Hurd resigned as Chairman and CEO after an investigation found that he had a personal relationship with a contractor who received inappropriate payments from HP, the world’s biggest maker of personal computers and printers. HP shares slumped following Hurd’s departure, erasing $9 billion in market value, according to the lawsuit.
HP fell 63 cents, or 1.6 percent, to $40.14 today in New York Stock Exchange composite trading, bringing their decline since Hurd’s ouster to 13 percent.
Chief Financial Officer Cathie Lesjak, who succeeded Hurd as interim CEO, is also a defendant in the so-called derivative suit filed by the Brockton Contributory Retirement System on behalf of Palo Alto, California-based HP.
Gina Tyler, a spokeswoman for HP, declined to comment on the lawsuit or on insider-trading allegations lodged by the fund against Hurd and Lesjak.

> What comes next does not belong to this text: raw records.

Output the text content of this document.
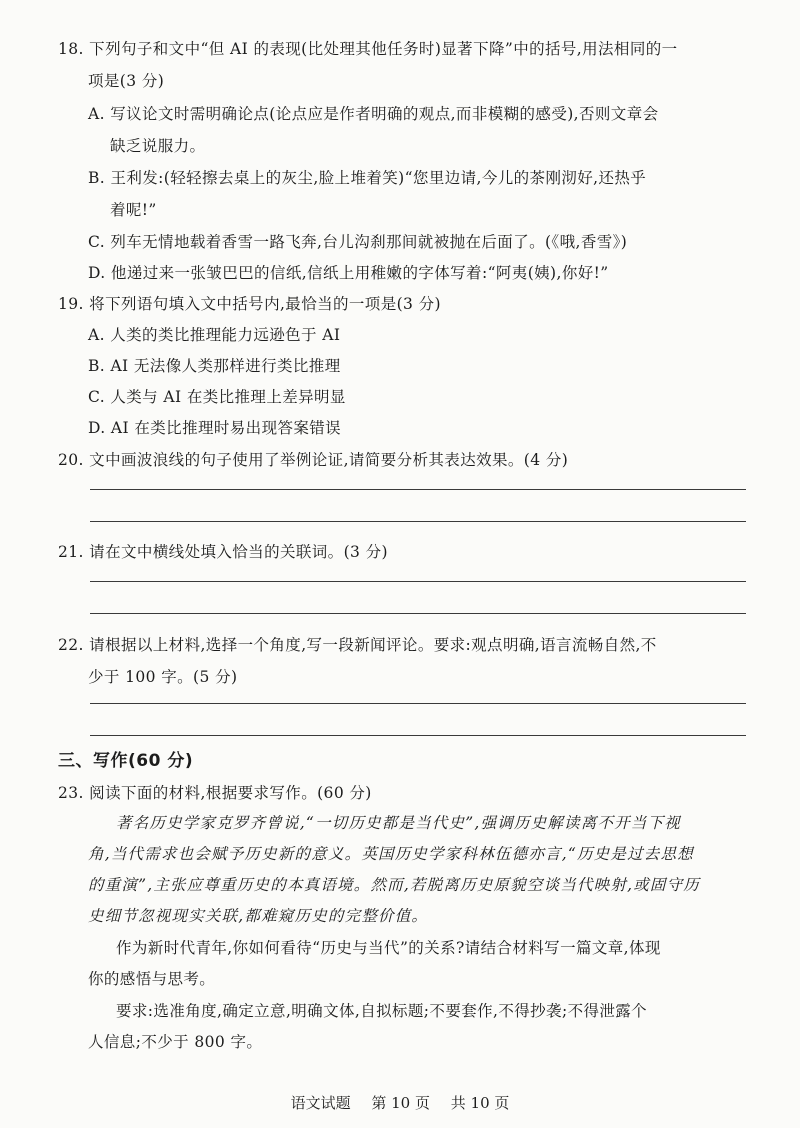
18. 下列句子和文中“但 AI 的表现(比处理其他任务时)显著下降”中的括号,用法相同的一
项是(3 分)
A. 写议论文时需明确论点(论点应是作者明确的观点,而非模糊的感受),否则文章会
缺乏说服力。
B. 王利发:(轻轻擦去桌上的灰尘,脸上堆着笑)“您里边请,今儿的茶刚沏好,还热乎
着呢!”
C. 列车无情地载着香雪一路飞奔,台儿沟刹那间就被抛在后面了。(《哦,香雪》)
D. 他递过来一张皱巴巴的信纸,信纸上用稚嫩的字体写着:“阿夷(姨),你好!”
19. 将下列语句填入文中括号内,最恰当的一项是(3 分)
A. 人类的类比推理能力远逊色于 AI
B. AI 无法像人类那样进行类比推理
C. 人类与 AI 在类比推理上差异明显
D. AI 在类比推理时易出现答案错误
20. 文中画波浪线的句子使用了举例论证,请简要分析其表达效果。(4 分)
21. 请在文中横线处填入恰当的关联词。(3 分)
22. 请根据以上材料,选择一个角度,写一段新闻评论。要求:观点明确,语言流畅自然,不
少于 100 字。(5 分)
三、写作(60 分)
23. 阅读下面的材料,根据要求写作。(60 分)
著名历史学家克罗齐曾说,“一切历史都是当代史”,强调历史解读离不开当下视
角,当代需求也会赋予历史新的意义。英国历史学家科林伍德亦言,“历史是过去思想
的重演”,主张应尊重历史的本真语境。然而,若脱离历史原貌空谈当代映射,或固守历
史细节忽视现实关联,都难窥历史的完整价值。
作为新时代青年,你如何看待“历史与当代”的关系?请结合材料写一篇文章,体现
你的感悟与思考。
要求:选准角度,确定立意,明确文体,自拟标题;不要套作,不得抄袭;不得泄露个
人信息;不少于 800 字。
语文试题 第 10 页 共 10 页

HP ascribed Hurd’s resignation to results of a corporate investigation of a sexual harassment complaint lodged against him. He had led the company for five years.
HP initiated the investigation on June 29 after the contractor accused Hurd of sexual harassment. The woman, whom HP declined to identify, worked on marketing tasks for two years, the company said.
“The board took immediate action in this matter and their decision was right and necessary to uphold HP’s values of trust, respect and uncompromising integrity,” HP General Counsel Michael Holston said on the day of the resignation.
Hurd will get a severance payment of $12.2 million, plus other benefits that include a prorated vesting settlement of 330,177 restricted HP shares. He received $30.3 million in compensation in 2009 and $42.4 million the year before.
Hurd addressed the issue in an Aug. 6 Hewlett-Packard statement announcing his ouster.
“As the investigation progressed, I realized there were instances in which I did not live up to the standards and principles of trust, respect and integrity that I have espoused at HP,” he said. “After a number of discussions with members of the board, I will move aside and the board will search for new leadership.”
The internal probe found violations of HP’s standards of business conduct, though it didn’t find violations of the harassment policy.
In the pension plan complaint, Hurd and Lesjak are each accused of engaging in insider trading while at HP. Hurd netted more than $11 million as he sold off blocks of shares in November and May, according to the complaint.
Lesjak sold 5,785 HP shares last month for $46 a share, the pension fund said. Lesjak’s sale was reported to the U.S. Securities and Exchange Commission in an Aug. 3 filing stating that the transaction was made under a trading plan she adopted in August 2009.
Similar forms were filed by Hurd on May 21, documenting his sale of 140,000 shares as part of a plan adopted in February, and on Nov. 30, attributing share sales to a plan adopted in May 2009.
Mary Blasy, a lawyer for the pension fund with San Diego’s Scott+Scott LLP, declined to comment on the case or upon the insider-trading allegations.
The pension fund seeks punitive damages for breach of fiduciary duty, mismanagement and waste of corporate assets, including the severance payment to Hurd. Any cash recovered through the suit would go to HP.
The plan also wants a court order barring HP from allowing the same person to serve as chairman and CEO, as Hurd did, and permission for shareholders to question the company’s “executive directors” at its annual shareholder meeting.
The case is Brockton Contributory Retirement System v. Andreessen, 110cv179356, Superior Court of California, County of Santa Clara.